Bülent Uzun

Personal information
- Date of birth: 21 November 1990 (age 35)
- Place of birth: Rize, Turkey
- Height: 1.74 m (5 ft 9 in)
- Position: Left-back

Team information
- Current team: Kahramanmaraş İstiklalspor
- Number: 53

Youth career
- 2003–2007: Beşiktaş

Senior career*
- Years: Team / Apps / (Gls)
- 2007–2010: Beşiktaş / 1 / (0)
- 2008–2009: → Kasımpaşa (loan) / 5 / (0)
- 2010: → Kocaelispor (loan) / 4 / (0)
- 2010–2011: Eyüpspor / 6 / (0)
- 2011–2013: Kasımpaşa / 0 / (0)
- 2011–2012: → Yeni Malatyaspor (loan) / 15 / (0)
- 2012–2013: Aydınspor 1923 / 10 / (0)
- 2013: Maltepespor / 41 / (2)
- 2014–2015: Darıca Gençlerbirliği / 29 / (0)
- 2015–2020: Tuzlaspor / 145 / (2)
- 2020–2023: Eyüpspor / 60 / (2)
- 2023–2025: Sakaryaspor / 72 / (1)
- 2025–: Kahramanmaraş İstiklalspor / 7 / (0)

International career^{‡}
- 2005: Turkey U15 / 5 / (0)
- 2004–2006: Turkey U16 / 16 / (0)
- 2006: Turkey U17 / 1 / (0)
- 2007–2008: Turkey U18 / 8 / (0)
- 2008: Turkey U19 / 2 / (0)

= Bülent Uzun =

Turkish footballer (born 1990)

Bülent Uzun (born 21 November 1990) is a Turkish professional footballer who plays as a left-back for TFF 2. Lig club Kahramanmaraş İstiklalspor.

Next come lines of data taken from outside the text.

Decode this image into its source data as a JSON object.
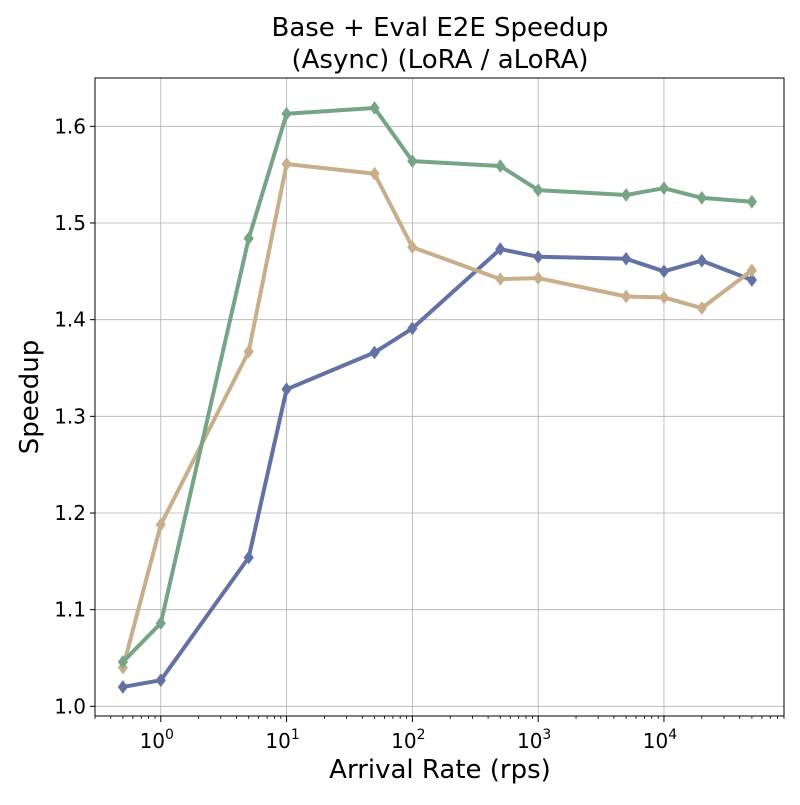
{
  "chart_data": {
    "type": "line",
    "title_lines": [
      "Base + Eval E2E Speedup",
      "(Async) (LoRA / aLoRA)"
    ],
    "xlabel": "Arrival Rate (rps)",
    "ylabel": "Speedup",
    "xscale": "log",
    "xlim": [
      0.3,
      90000
    ],
    "ylim": [
      0.99,
      1.65
    ],
    "grid": true,
    "x_ticks": [
      {
        "base": "10",
        "exp": "0",
        "value": 1
      },
      {
        "base": "10",
        "exp": "1",
        "value": 10
      },
      {
        "base": "10",
        "exp": "2",
        "value": 100
      },
      {
        "base": "10",
        "exp": "3",
        "value": 1000
      },
      {
        "base": "10",
        "exp": "4",
        "value": 10000
      }
    ],
    "y_ticks": [
      "1.0",
      "1.1",
      "1.2",
      "1.3",
      "1.4",
      "1.5",
      "1.6"
    ],
    "x": [
      0.5,
      1,
      5,
      10,
      50,
      100,
      500,
      1000,
      5000,
      10000,
      20000,
      50000
    ],
    "series": [
      {
        "color": "#6272a4",
        "values": [
          1.02,
          1.027,
          1.154,
          1.328,
          1.366,
          1.391,
          1.473,
          1.465,
          1.463,
          1.45,
          1.461,
          1.441
        ]
      },
      {
        "color": "#c8ae8a",
        "values": [
          1.04,
          1.188,
          1.367,
          1.561,
          1.551,
          1.475,
          1.442,
          1.443,
          1.424,
          1.423,
          1.412,
          1.451
        ]
      },
      {
        "color": "#76a586",
        "values": [
          1.046,
          1.086,
          1.484,
          1.613,
          1.619,
          1.564,
          1.559,
          1.534,
          1.529,
          1.536,
          1.526,
          1.522
        ]
      }
    ]
  }
}
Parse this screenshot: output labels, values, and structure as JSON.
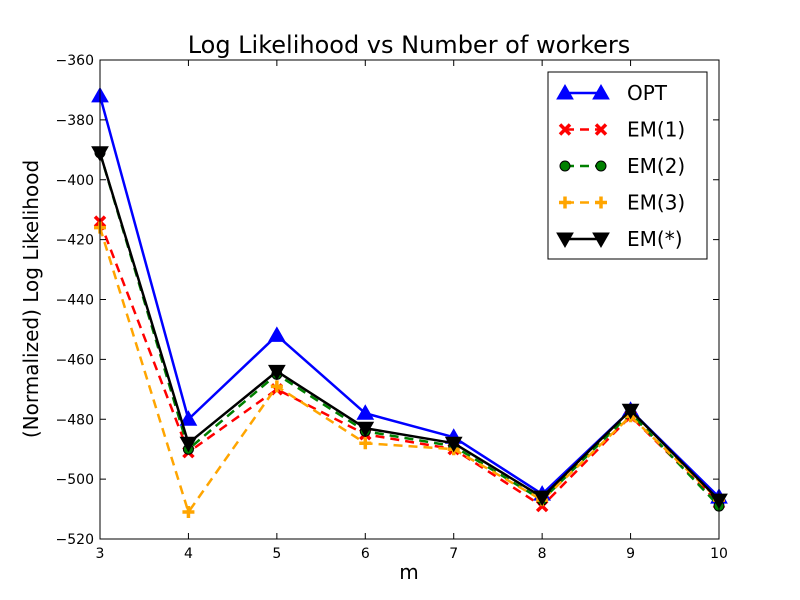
{
  "chart_data": {
    "type": "line",
    "title": "Log Likelihood vs Number of workers",
    "xlabel": "m",
    "ylabel": "(Normalized) Log Likelihood",
    "x": [
      3,
      4,
      5,
      6,
      7,
      8,
      9,
      10
    ],
    "xlim": [
      3,
      10
    ],
    "ylim": [
      -520,
      -360
    ],
    "xticks": [
      3,
      4,
      5,
      6,
      7,
      8,
      9,
      10
    ],
    "yticks": [
      -360,
      -380,
      -400,
      -420,
      -440,
      -460,
      -480,
      -500,
      -520
    ],
    "grid": false,
    "legend_position": "top-right",
    "series": [
      {
        "name": "OPT",
        "values": [
          -372,
          -480,
          -452,
          -478,
          -486,
          -505,
          -477,
          -506
        ],
        "color": "#0000ff",
        "linestyle": "solid",
        "marker": "triangle-up"
      },
      {
        "name": "EM(1)",
        "values": [
          -414,
          -491,
          -470,
          -485,
          -490,
          -509,
          -479,
          -508
        ],
        "color": "#ff0000",
        "linestyle": "dashed",
        "marker": "x"
      },
      {
        "name": "EM(2)",
        "values": [
          -391,
          -490,
          -465,
          -484,
          -489,
          -507,
          -478,
          -509
        ],
        "color": "#008000",
        "linestyle": "dashed",
        "marker": "circle"
      },
      {
        "name": "EM(3)",
        "values": [
          -416,
          -511,
          -469,
          -488,
          -490,
          -507,
          -479,
          -507
        ],
        "color": "#ffa500",
        "linestyle": "dashed",
        "marker": "plus"
      },
      {
        "name": "EM(*)",
        "values": [
          -391,
          -488,
          -464,
          -483,
          -488,
          -506,
          -477,
          -507
        ],
        "color": "#000000",
        "linestyle": "solid",
        "marker": "triangle-down"
      }
    ]
  }
}
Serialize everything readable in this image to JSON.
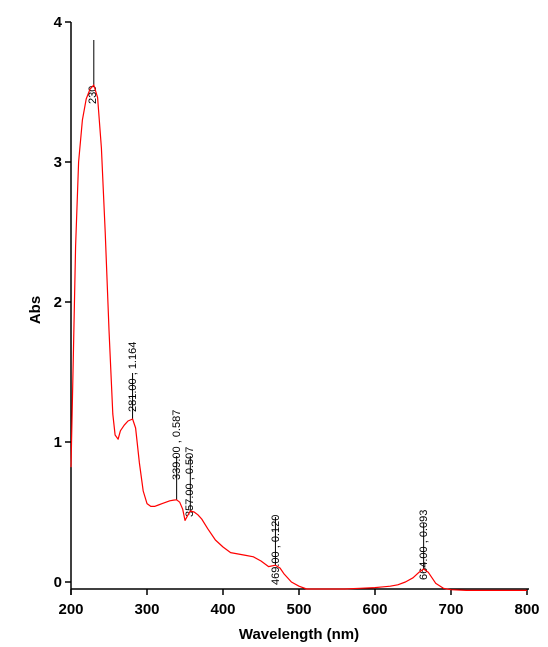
{
  "chart_data": {
    "type": "line",
    "title": "",
    "xlabel": "Wavelength (nm)",
    "ylabel": "Abs",
    "xlim": [
      200,
      800
    ],
    "ylim": [
      -0.05,
      4
    ],
    "xticks": [
      200,
      300,
      400,
      500,
      600,
      700,
      800
    ],
    "yticks": [
      0,
      1,
      2,
      3,
      4
    ],
    "grid": false,
    "line_color": "#ff0000",
    "series": [
      {
        "x": [
          200,
          203,
          206,
          210,
          215,
          220,
          225,
          230,
          235,
          240,
          245,
          250,
          255,
          258,
          262,
          265,
          270,
          275,
          281,
          285,
          290,
          295,
          300,
          305,
          310,
          315,
          320,
          325,
          330,
          335,
          339,
          343,
          347,
          350,
          353,
          357,
          362,
          367,
          372,
          380,
          390,
          400,
          410,
          420,
          430,
          440,
          450,
          460,
          469,
          475,
          480,
          490,
          500,
          510,
          520,
          540,
          560,
          580,
          600,
          620,
          630,
          640,
          650,
          658,
          664,
          670,
          675,
          680,
          690,
          700,
          720,
          750,
          780,
          800
        ],
        "y": [
          0.82,
          1.6,
          2.4,
          3.0,
          3.3,
          3.45,
          3.52,
          3.55,
          3.46,
          3.1,
          2.5,
          1.8,
          1.2,
          1.05,
          1.02,
          1.08,
          1.12,
          1.15,
          1.164,
          1.1,
          0.85,
          0.65,
          0.56,
          0.54,
          0.54,
          0.55,
          0.56,
          0.57,
          0.58,
          0.585,
          0.587,
          0.57,
          0.52,
          0.44,
          0.47,
          0.507,
          0.5,
          0.48,
          0.45,
          0.38,
          0.3,
          0.25,
          0.21,
          0.2,
          0.19,
          0.18,
          0.15,
          0.11,
          0.12,
          0.1,
          0.06,
          0.0,
          -0.03,
          -0.05,
          -0.05,
          -0.05,
          -0.05,
          -0.045,
          -0.04,
          -0.03,
          -0.02,
          0.0,
          0.03,
          0.07,
          0.093,
          0.07,
          0.03,
          -0.01,
          -0.045,
          -0.055,
          -0.06,
          -0.06,
          -0.06,
          -0.06
        ]
      }
    ],
    "annotations": [
      {
        "x": 230,
        "y": 3.55,
        "text": "230"
      },
      {
        "x": 281,
        "y": 1.164,
        "text": "281.00 , 1.164"
      },
      {
        "x": 339,
        "y": 0.587,
        "text": "339.00 , 0.587"
      },
      {
        "x": 357,
        "y": 0.507,
        "text": "357.00 , 0.507"
      },
      {
        "x": 469,
        "y": 0.12,
        "text": "469.00 , 0.120"
      },
      {
        "x": 664,
        "y": 0.093,
        "text": "664.00 , 0.093"
      }
    ]
  }
}
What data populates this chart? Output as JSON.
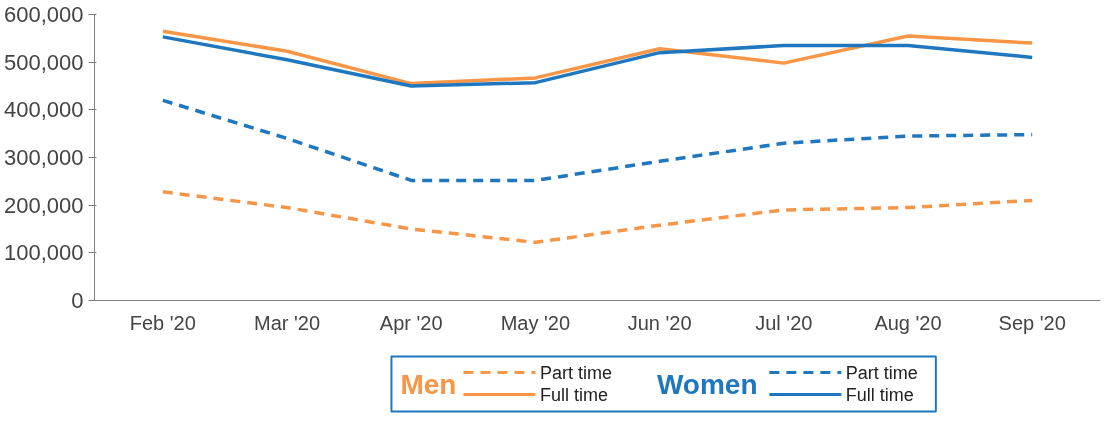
{
  "chart_data": {
    "type": "line",
    "categories": [
      "Feb '20",
      "Mar '20",
      "Apr '20",
      "May '20",
      "Jun '20",
      "Jul '20",
      "Aug '20",
      "Sep '20"
    ],
    "ylim": [
      0,
      600000
    ],
    "yticks": [
      {
        "value": 0,
        "label": "0"
      },
      {
        "value": 100000,
        "label": "100,000"
      },
      {
        "value": 200000,
        "label": "200,000"
      },
      {
        "value": 300000,
        "label": "300,000"
      },
      {
        "value": 400000,
        "label": "400,000"
      },
      {
        "value": 500000,
        "label": "500,000"
      },
      {
        "value": 600000,
        "label": "600,000"
      }
    ],
    "grid": false,
    "legend": "bottom",
    "annotations": [
      "Men",
      "Women"
    ],
    "series": [
      {
        "name": "Part time",
        "color": "#f79646",
        "line_style": "dashed",
        "values": [
          228000,
          195000,
          150000,
          122000,
          158000,
          190000,
          195000,
          210000
        ]
      },
      {
        "name": "Full time",
        "color": "#f79646",
        "line_style": "solid",
        "values": [
          565000,
          523000,
          455000,
          467000,
          528000,
          498000,
          555000,
          540000
        ]
      },
      {
        "name": "Part time",
        "color": "#1f77c0",
        "line_style": "dashed",
        "values": [
          420000,
          340000,
          252000,
          252000,
          292000,
          330000,
          345000,
          348000
        ]
      },
      {
        "name": "Full time",
        "color": "#1f77c0",
        "line_style": "solid",
        "values": [
          553000,
          505000,
          450000,
          457000,
          520000,
          535000,
          535000,
          510000
        ]
      }
    ]
  }
}
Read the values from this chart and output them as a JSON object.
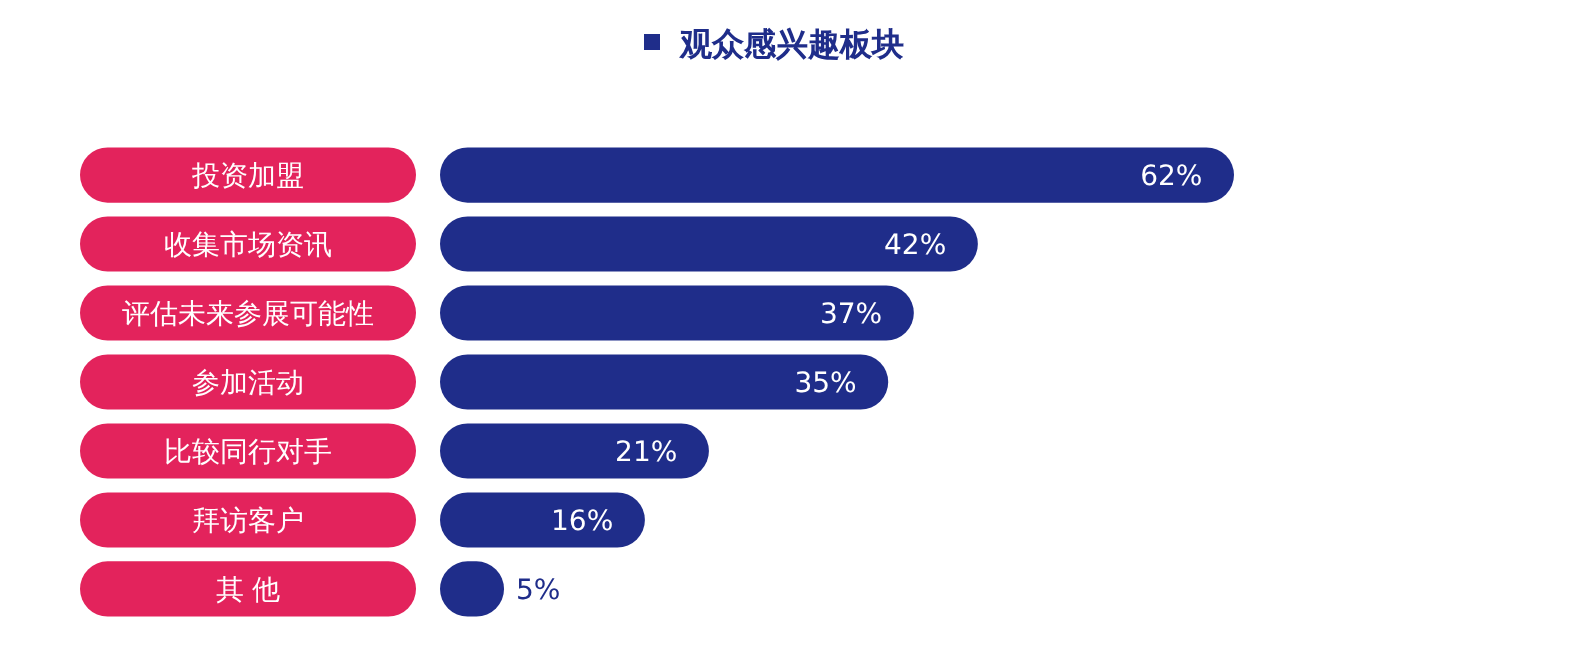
{
  "chart_data": {
    "type": "bar",
    "orientation": "horizontal",
    "legend": "top",
    "categories": [
      "投资加盟",
      "收集市场资讯",
      "评估未来参展可能性",
      "参加活动",
      "比较同行对手",
      "拜访客户",
      "其 他"
    ],
    "series": [
      {
        "name": "观众感兴趣板块",
        "color": "#1f2d8a",
        "values": [
          62,
          42,
          37,
          35,
          21,
          16,
          5
        ],
        "value_labels": [
          "62%",
          "42%",
          "37%",
          "35%",
          "21%",
          "16%",
          "5%"
        ]
      }
    ]
  }
}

He is not to be confused with Turkish football referee Bülent Uzun.

==Career==
Uzun played between 2003 and 2008 as a part of Beşiktaş PAF, the youth section of Beşiktaş, until he was promoted to senior team by head coach Jean Tigana. Uzun made his Süper Lig debut at match-week 19 of 2007–08 season up against Kasımpaşa, as a subbed in player in loss time, on 19 January 2008. In the following weeks, he rather stayed in the bench.